At the end of the nineties and the beginning of 2000 I started a series called "PERIPHERAL NEW YORK" - a series of panoramic images documenting the surroundings of New York City. I wanted to see and photograph horizontally what was to be found in the periphery of such a distinctly vertical city. For that reason I choose to travel to less well known parts of New York City, making a more or less circular movement around the city - I was curious to see what was happening at those places where city stopped and landscape would start.

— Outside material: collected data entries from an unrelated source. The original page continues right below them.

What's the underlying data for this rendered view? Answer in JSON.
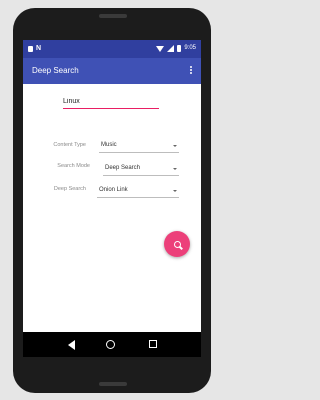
{
  "status_bar": {
    "time": "9:05"
  },
  "app_bar": {
    "title": "Deep Search"
  },
  "search": {
    "value": "Linux"
  },
  "settings": [
    {
      "label": "Content Type",
      "value": "Music"
    },
    {
      "label": "Search Mode",
      "value": "Deep Search"
    },
    {
      "label": "Deep Search",
      "value": "Onion Link"
    }
  ],
  "colors": {
    "primary": "#3f51b5",
    "primary_dark": "#303f9f",
    "accent": "#e91e63",
    "fab": "#ec407a"
  },
  "icons": {
    "fab": "search-icon",
    "nav": [
      "back-icon",
      "home-icon",
      "recents-icon"
    ]
  }
}
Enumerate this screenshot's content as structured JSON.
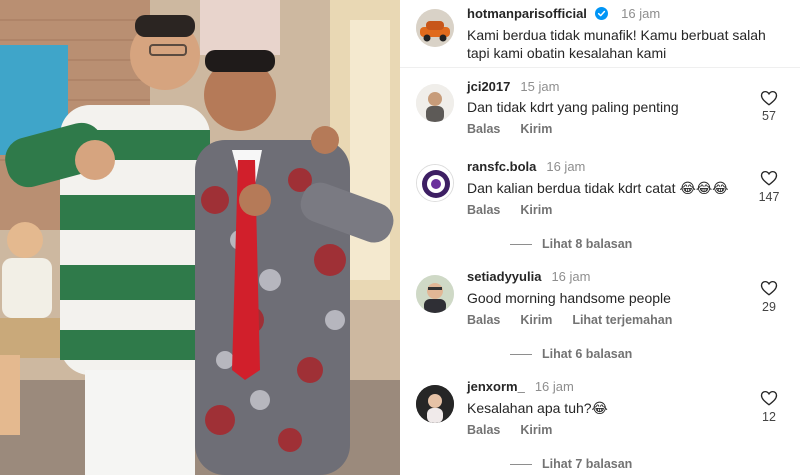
{
  "caption": {
    "username": "hotmanparisofficial",
    "time": "16 jam",
    "text": "Kami berdua tidak munafik! Kamu berbuat salah tapi kami obatin kesalahan kami"
  },
  "comments": [
    {
      "username": "jci2017",
      "time": "15 jam",
      "text": "Dan tidak kdrt yang paling penting",
      "reply": "Balas",
      "send": "Kirim",
      "likes": "57"
    },
    {
      "username": "ransfc.bola",
      "time": "16 jam",
      "text": "Dan kalian berdua tidak kdrt catat 😂😂😂",
      "reply": "Balas",
      "send": "Kirim",
      "likes": "147",
      "view_replies": "Lihat 8 balasan"
    },
    {
      "username": "setiadyyulia",
      "time": "16 jam",
      "text": "Good morning handsome people",
      "reply": "Balas",
      "send": "Kirim",
      "translate": "Lihat terjemahan",
      "likes": "29",
      "view_replies": "Lihat 6 balasan"
    },
    {
      "username": "jenxorm_",
      "time": "16 jam",
      "text": "Kesalahan apa tuh?😂",
      "reply": "Balas",
      "send": "Kirim",
      "likes": "12",
      "view_replies": "Lihat 7 balasan"
    }
  ],
  "colors": {
    "verified": "#0095f6",
    "muted": "#737373",
    "text": "#262626"
  },
  "icons": [
    "heart-icon",
    "verified-badge-icon"
  ]
}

In 2007, 2008 and 2009 I decide to expand "STOP AND SAY HELLO". Again, slow travels by car, careful observations, this time only in color and partially digital, whereas I used to photograph everything in black and white on film. In 2008 I definitely wanted to visit the US because I wanted to know whether the changing political relations in the world were having their visual impact on everyday life along the road? Would 9/11, the war in Irak, the immense increase in US national debt and the resulting increase in poverty, 8 years of Republican conservative national and international policies by the Bush administration and new elections coming up soon, lead to a different visual experience along the road? The answer was that the roadsides were as barren as they had always been, that increasing poverty was no doubt there but not more visually present than before, and that the elections mainly took place over the internet, but left no real, clear traces on the street - at least not when I was there. But still, the trip was fascinating so I decided to do it again in 2009.

The title for this series was found on a roadsign somewhere in Arizona in 1992 (Highway 89, Arizona - USA 1991-1992).
"STOP AND SAY HELLO" consists momentarily of about 500 photographs.